Address for correspondence: Jason J.S. Barton, Neurology, KS-454, Beth Israel Deaconess Medical Center, 330 Brookline Avenue, Boston, MA 02215. Voice: 617-667-1243; fax: 617-975-5322.
jbarton{at}caregroup.harvard.edu
Ann. N.Y. Acad. Sci. 956: 250-263 (2002).
Executive functions allow us to respond flexibly rather than
stereotypically to the environment. We examined two such functions,
task switching and inhibition in the antisaccade paradigm, in
two studies. One study involved 18 normal subjects; the other,
21 schizophrenic patients and 16 age-matched controls. Subjects
performed blocks of randomly mixed prosaccades and antisaccades.

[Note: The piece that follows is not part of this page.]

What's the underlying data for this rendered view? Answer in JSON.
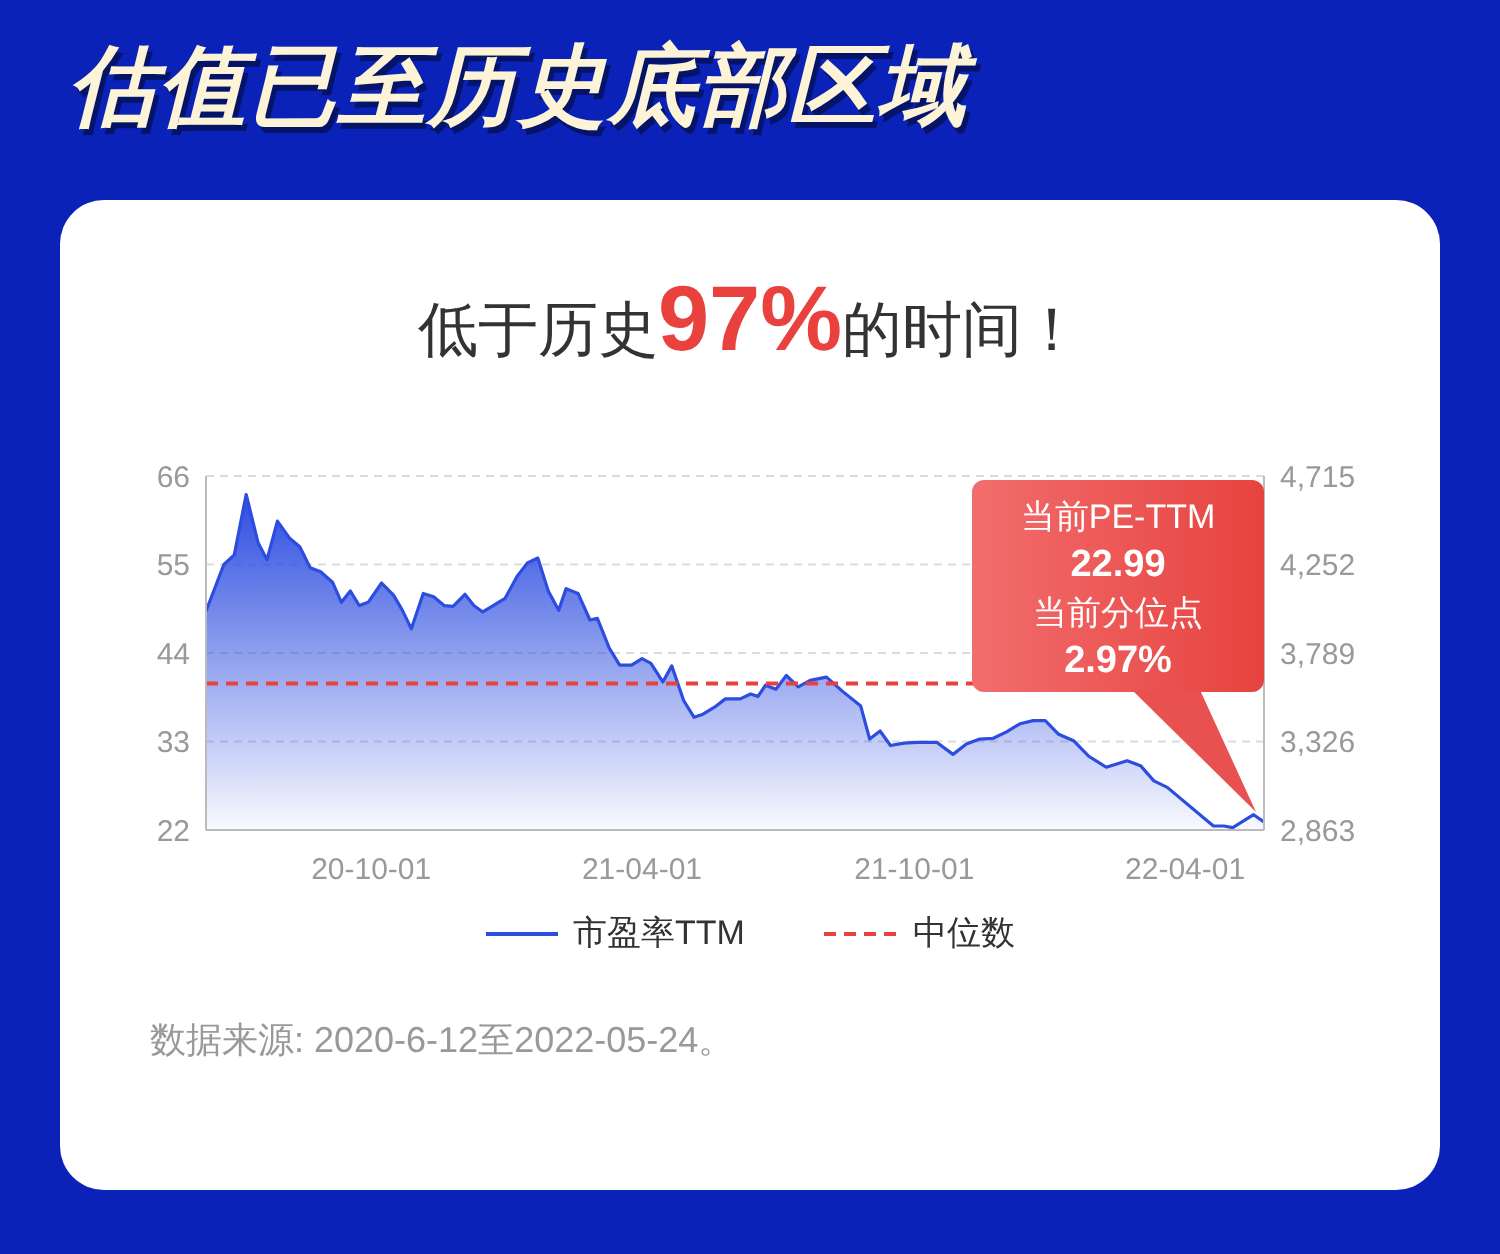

Repeated trials were preceded by the same type of trial (i.e.,
an antisaccade following an antisaccade), and switched trials
were preceded by a trial of the opposite type. We measured accuracy
rate and latency as indices of processing costs. Whereas schizophrenic
patients had a threefold increase in error rate for antisaccades
compared to normals, the effect of task switching on their accuracy
did not differ from that in normal subjects. Moreover, the accuracy
rate of trials combining antisaccade and task switching was
equivalent to a multiplication of the accuracy rates from trials
in which each was done alone. Schizophrenic latencies were disproportionately
increased for antisaccades, but again they were no different
from normal subjects in the effect of task switching. In both
groups the effect of task switching on antisaccades was a paradoxical
latency reduction. We conclude that the executive dysfunction
in schizophrenia is not generalized but selective, sparing task
switching from exogenous cues, in which the switch is limited
to a stimulus-response remapping. The accuracy data in both
groups support independence of antisaccade and task-switching
functions. The paradoxical task-switching benefit in antisaccadic
latency effects challenges current models of task switching.
It suggests either carryover inhibition by antisaccadic performance
in the prior trial or facilitation of antisaccades by simultaneous
performance of other cognitive operations.